I would also respectfully urge farmers to be cautious of those brandishing cheque-books in their faces. There is currently an unseemly and indecent haste to get farmers to sign options for wind turbines on their lands. Some of this is being conducted in a surreptitious fashion with confidentiality clauses effectively amounting to a gagging order. In my view this is not only misleading and totally unfair to neighbouring families but lends itself to obstructing the transparency of the process and planning involved.

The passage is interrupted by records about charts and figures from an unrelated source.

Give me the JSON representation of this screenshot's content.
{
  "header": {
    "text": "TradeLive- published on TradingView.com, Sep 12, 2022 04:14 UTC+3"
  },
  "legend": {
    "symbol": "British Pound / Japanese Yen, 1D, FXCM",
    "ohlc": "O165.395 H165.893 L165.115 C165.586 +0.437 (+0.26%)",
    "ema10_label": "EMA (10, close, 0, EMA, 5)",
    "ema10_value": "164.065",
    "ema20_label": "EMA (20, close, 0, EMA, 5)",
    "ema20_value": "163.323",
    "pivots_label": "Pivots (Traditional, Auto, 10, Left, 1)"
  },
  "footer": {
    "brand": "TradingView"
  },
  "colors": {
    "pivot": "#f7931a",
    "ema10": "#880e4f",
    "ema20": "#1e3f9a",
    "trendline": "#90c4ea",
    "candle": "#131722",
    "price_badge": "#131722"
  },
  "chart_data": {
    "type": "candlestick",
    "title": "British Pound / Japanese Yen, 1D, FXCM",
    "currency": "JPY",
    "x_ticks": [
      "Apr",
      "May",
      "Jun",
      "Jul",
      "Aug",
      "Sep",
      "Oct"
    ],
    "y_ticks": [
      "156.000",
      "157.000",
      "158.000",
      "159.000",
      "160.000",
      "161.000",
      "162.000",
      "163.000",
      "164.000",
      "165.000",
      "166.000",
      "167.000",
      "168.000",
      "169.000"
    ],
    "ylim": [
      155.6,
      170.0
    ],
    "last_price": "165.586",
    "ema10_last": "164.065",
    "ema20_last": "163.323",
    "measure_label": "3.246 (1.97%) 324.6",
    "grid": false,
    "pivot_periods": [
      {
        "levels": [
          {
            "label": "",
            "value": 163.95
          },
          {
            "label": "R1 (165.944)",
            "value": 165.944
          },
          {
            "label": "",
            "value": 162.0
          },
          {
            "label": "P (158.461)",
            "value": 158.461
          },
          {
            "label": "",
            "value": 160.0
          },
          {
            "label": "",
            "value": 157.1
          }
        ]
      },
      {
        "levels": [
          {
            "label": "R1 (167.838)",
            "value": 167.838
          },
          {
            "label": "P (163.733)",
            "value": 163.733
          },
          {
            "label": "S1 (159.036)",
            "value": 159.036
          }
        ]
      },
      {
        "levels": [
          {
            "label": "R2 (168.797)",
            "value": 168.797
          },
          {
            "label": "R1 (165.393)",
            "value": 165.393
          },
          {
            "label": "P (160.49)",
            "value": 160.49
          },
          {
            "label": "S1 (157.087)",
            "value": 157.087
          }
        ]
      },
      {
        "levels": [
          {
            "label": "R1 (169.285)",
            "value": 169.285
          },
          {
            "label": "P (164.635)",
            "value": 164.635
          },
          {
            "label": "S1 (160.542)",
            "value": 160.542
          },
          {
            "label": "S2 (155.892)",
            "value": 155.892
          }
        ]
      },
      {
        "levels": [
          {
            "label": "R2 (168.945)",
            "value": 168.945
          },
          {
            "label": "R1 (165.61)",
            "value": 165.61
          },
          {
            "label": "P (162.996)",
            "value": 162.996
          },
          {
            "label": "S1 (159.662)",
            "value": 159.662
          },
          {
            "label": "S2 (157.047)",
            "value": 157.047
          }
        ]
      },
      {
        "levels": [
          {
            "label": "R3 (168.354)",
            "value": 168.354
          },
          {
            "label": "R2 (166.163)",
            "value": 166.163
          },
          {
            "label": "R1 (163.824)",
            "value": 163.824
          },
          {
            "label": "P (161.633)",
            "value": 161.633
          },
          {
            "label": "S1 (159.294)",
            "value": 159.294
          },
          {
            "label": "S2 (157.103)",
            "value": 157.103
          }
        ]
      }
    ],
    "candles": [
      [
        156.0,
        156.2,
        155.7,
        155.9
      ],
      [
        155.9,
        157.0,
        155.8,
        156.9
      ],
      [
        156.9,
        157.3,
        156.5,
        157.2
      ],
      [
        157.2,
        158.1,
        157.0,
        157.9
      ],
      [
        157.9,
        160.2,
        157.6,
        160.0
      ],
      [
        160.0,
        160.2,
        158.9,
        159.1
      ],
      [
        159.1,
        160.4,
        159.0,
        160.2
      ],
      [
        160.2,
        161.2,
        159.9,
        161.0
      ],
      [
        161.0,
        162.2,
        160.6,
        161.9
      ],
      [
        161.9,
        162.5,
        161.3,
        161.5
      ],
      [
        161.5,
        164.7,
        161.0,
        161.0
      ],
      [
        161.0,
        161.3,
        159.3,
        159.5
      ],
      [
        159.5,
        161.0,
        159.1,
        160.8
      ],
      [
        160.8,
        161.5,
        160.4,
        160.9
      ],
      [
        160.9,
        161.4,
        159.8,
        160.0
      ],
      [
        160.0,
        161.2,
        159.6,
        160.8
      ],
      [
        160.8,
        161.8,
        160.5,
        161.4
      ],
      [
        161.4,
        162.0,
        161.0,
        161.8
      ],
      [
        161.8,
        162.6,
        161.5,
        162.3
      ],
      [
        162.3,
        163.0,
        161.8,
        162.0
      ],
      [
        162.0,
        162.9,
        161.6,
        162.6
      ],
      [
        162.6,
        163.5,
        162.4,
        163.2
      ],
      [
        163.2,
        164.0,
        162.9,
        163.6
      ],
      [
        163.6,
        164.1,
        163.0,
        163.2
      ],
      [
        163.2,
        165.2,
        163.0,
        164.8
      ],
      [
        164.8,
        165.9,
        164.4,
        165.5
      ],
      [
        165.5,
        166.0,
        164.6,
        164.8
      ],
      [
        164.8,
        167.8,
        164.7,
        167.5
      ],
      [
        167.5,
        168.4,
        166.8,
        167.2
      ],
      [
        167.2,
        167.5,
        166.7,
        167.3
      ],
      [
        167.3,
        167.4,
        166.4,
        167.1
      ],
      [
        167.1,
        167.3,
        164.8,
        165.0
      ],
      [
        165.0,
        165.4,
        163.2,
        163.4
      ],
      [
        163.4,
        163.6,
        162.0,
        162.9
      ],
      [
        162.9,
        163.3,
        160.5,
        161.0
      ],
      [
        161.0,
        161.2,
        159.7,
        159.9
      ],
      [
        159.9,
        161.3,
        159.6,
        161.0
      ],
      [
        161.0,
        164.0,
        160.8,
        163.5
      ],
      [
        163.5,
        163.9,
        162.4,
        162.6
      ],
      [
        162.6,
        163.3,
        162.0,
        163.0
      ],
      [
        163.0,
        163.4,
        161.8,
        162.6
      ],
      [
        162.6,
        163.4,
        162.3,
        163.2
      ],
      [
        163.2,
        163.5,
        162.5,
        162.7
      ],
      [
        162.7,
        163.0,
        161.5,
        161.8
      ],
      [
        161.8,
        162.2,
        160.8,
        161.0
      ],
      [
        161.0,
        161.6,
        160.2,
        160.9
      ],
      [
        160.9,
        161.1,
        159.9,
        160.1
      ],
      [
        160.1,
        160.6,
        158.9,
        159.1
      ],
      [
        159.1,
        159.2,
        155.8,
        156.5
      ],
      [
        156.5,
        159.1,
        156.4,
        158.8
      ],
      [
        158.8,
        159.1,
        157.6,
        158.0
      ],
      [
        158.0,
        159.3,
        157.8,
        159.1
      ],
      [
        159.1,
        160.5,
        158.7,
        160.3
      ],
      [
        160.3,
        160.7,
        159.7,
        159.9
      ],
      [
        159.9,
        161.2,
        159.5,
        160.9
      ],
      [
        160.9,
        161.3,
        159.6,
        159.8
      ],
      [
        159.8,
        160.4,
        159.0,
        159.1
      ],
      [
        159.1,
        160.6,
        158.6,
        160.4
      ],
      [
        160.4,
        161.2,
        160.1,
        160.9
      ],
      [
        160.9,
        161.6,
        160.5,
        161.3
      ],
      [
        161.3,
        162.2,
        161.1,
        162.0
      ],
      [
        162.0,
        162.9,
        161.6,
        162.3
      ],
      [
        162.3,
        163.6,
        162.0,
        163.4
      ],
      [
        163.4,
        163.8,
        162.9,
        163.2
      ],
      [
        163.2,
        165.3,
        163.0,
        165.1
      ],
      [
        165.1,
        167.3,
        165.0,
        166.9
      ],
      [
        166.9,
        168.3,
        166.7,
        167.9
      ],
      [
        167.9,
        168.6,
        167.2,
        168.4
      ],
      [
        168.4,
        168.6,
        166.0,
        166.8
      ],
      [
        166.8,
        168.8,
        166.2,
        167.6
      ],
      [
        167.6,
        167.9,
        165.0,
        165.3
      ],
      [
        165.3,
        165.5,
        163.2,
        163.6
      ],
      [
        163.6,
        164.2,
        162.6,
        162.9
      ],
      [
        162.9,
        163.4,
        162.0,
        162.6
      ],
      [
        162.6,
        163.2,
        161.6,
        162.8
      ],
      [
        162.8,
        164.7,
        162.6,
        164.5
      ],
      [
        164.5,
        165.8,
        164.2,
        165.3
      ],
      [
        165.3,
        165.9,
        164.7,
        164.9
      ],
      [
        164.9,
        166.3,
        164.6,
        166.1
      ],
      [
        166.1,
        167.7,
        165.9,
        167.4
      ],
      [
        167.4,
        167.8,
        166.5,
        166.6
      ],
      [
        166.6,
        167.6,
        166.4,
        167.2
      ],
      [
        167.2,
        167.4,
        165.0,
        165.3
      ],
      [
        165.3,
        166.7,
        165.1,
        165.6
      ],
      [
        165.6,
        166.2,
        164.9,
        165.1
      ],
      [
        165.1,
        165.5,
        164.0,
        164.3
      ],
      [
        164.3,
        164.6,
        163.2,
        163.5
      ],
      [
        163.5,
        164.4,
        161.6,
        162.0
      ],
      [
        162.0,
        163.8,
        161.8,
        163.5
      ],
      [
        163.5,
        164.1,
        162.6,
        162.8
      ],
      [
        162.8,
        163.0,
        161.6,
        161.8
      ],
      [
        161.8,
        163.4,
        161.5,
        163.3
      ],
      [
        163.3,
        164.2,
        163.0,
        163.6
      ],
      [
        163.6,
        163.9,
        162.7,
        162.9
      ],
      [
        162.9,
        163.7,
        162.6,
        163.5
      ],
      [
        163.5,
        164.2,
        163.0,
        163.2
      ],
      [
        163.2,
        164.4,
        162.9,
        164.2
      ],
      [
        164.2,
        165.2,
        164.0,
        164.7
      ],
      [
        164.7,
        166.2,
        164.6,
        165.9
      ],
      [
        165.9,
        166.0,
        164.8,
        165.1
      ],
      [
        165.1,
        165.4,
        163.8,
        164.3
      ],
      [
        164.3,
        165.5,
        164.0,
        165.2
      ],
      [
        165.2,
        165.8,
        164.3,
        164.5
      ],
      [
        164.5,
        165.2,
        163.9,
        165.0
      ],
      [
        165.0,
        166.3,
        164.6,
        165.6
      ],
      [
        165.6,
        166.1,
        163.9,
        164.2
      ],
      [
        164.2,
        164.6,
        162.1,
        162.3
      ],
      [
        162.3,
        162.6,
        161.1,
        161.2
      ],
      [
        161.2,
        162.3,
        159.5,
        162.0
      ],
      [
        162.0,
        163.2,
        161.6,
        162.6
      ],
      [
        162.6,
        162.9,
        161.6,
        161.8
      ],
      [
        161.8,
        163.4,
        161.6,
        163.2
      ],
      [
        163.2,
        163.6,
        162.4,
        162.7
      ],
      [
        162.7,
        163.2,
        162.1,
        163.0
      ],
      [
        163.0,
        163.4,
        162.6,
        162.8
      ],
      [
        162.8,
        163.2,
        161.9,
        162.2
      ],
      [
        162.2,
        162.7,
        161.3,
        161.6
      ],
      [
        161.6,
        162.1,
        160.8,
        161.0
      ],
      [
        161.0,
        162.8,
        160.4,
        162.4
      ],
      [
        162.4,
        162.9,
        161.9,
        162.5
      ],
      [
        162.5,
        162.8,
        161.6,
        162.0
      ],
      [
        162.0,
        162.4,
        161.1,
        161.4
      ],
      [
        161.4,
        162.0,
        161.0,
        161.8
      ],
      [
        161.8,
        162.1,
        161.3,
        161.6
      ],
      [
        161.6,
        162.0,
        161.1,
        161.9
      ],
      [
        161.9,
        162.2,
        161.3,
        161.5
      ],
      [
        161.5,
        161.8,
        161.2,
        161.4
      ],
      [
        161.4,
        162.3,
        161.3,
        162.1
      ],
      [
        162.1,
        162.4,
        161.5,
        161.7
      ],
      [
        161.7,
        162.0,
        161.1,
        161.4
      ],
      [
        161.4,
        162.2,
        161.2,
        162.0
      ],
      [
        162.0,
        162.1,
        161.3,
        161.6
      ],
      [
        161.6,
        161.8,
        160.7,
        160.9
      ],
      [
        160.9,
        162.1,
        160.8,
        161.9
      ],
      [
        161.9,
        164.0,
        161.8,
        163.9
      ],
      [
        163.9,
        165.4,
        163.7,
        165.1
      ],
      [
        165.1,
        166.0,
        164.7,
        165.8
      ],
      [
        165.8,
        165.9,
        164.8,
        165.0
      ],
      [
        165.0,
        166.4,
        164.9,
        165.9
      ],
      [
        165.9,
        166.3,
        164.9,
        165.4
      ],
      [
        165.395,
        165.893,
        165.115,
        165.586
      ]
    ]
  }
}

Finally, I remain to be convinced how any or all of this wind energy can be transferred or transmitted to the national grid or indeed to the UK as is now being mooted. Sponsors of wind farms insist they are going to underground and yet Eirgrid are adamant that this is not technically or economically feasible. There are a legion of inconsistencies and unanswered questions, not least why the UK itself is shying away from and shunning wind farms despite its vast countryside, nuclear power resources and huge energy requirements.
Furthermore, there is emerging evidence that the massive scale of the wind farms now being proposed for Laois and the midlands is directly connected to Eirgrid’s corporate plan, though this has to date been constantly denied. Eirgrid continue to maintain that their proposed sub-station at Coolnabaca in Ratheniska- Timahoe is ostensibly to facilitate the Laois-Ballyragget reinforcement project. Yet it comes with the redundant capacity to incorporate 20 hi-voltage power lines which would cover our countryside in a web of power lines and pylons. Connectivity for renewable energy to the national grid in Laois is referenced in Eirgrid documents as far back as 2009, and yet the company have never been upfront about this.
Hopefully, the full truth and impact of what is being proposed by these wind farms and Eirgrid will emerge in the crucial oral hearings in the planning process in due course.